BHB Blog Swap: A Thanksgiving Memory
Today, I am participating in a blog swap sponsored by Bloggers Helping Bloggers. I am thrilled to present this Thanksgiving memory from The Debt Princess herself.
Thanksgiving, in my childhood years, meant a big family packed tight into a house with lots of food and fun times with cousins I didn’t see very often.
That changed in high school thanks to my Contemporary American History class. During this class, we studied the song, Alice’s Restaurant by Arlo Guthrie. The song and history attached to it provided me a link to my father. We spoke about history rarely, it was a favorite topic of my father’s and a dreaded class that I always did poorly in school.
The song, set on Thanksgiving day is a Cincinnati tradition. (If it’s a tradition anywhere else in the US, I don’t know about it so for now, it’s a Cincinnati tradition). Every Thanksgiving at 12 noon, Alice’s Restaurant is played in it’s entirety on the radio. Every Thanksgiving at 12 noon, I would call my father and we would listen to it together.
My father passed away in 2000 and that year, as well as a couple there after where it was just too difficult to listen to the song. Gradually it became easier to do and the tradition returned. The past two years however, I have shared this tradition with my children.
My oldest son is a history buff (something he clearly did not get from me). He also enjoys discussing and debating social injustice, war and music. Alice’s Restaurant fits into everything that he enjoys and now he also enjoys this Thanksgiving tradition.

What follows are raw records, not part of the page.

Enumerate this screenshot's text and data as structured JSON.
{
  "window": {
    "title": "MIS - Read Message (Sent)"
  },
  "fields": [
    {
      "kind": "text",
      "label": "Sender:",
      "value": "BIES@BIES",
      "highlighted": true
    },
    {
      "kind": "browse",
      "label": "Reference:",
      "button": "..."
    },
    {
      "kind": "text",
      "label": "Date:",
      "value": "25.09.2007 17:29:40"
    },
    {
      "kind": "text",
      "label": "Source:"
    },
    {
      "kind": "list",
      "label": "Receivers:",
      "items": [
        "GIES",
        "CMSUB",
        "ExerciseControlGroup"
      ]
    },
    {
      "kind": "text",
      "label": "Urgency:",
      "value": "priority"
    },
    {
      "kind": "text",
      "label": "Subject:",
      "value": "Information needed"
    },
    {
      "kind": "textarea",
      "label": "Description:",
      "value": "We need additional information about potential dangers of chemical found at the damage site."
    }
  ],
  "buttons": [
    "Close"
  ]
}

Thanksgiving has changed since I was a little girl. There’s no longer a house packed full of cousins I rarely see or my father to talk to while we listen to the radio. There is, however the opportunity to continue a tradition with my children who can, hopefully share it with their own someday too.
A Thanksgiving Day tradition that began thanks to a high school history teacher, my father’s love for history and my desire to connect with him.

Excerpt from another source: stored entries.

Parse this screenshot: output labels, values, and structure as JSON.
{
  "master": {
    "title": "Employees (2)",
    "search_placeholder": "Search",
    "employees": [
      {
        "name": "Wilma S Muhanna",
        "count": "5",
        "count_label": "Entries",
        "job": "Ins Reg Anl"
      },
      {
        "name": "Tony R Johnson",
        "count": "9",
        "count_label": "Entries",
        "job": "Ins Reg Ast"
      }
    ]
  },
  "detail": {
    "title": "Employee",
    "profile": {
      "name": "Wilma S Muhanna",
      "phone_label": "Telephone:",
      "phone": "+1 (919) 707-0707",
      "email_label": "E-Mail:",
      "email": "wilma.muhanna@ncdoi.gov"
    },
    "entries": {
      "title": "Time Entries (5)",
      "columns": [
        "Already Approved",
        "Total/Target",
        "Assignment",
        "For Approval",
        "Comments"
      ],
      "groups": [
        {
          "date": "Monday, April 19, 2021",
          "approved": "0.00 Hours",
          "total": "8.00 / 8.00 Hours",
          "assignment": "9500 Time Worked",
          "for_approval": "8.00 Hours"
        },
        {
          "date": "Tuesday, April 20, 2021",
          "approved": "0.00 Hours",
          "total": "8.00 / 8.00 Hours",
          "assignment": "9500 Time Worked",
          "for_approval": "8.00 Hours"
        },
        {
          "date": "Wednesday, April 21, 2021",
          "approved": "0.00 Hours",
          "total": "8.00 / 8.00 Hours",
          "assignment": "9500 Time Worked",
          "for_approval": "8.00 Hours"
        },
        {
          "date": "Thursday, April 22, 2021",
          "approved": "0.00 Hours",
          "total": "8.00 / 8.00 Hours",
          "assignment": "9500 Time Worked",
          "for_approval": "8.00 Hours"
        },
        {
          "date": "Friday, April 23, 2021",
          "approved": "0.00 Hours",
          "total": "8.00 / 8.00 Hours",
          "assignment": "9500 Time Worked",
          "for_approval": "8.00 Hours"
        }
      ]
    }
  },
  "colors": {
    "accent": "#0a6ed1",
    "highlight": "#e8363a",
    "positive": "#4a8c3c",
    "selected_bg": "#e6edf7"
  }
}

Jessica Streit is a single-mom, teacher, serial debtor and the owner of the blog, The Debt Princess. She shares her struggles with debt, the lessons she’s learned in her journey towards financial freedom and the many ways she has learned how to live a fabulous life on less.
What a nice Thanksgiving memory. As a history person myself, it does my heart good to know that a song can awaken at least a little interest in the subject.
One of the Philadelphia radio stations has the same tradition. Now that I live in Ithaca, I stream Alice’s Restaurant from YouTube.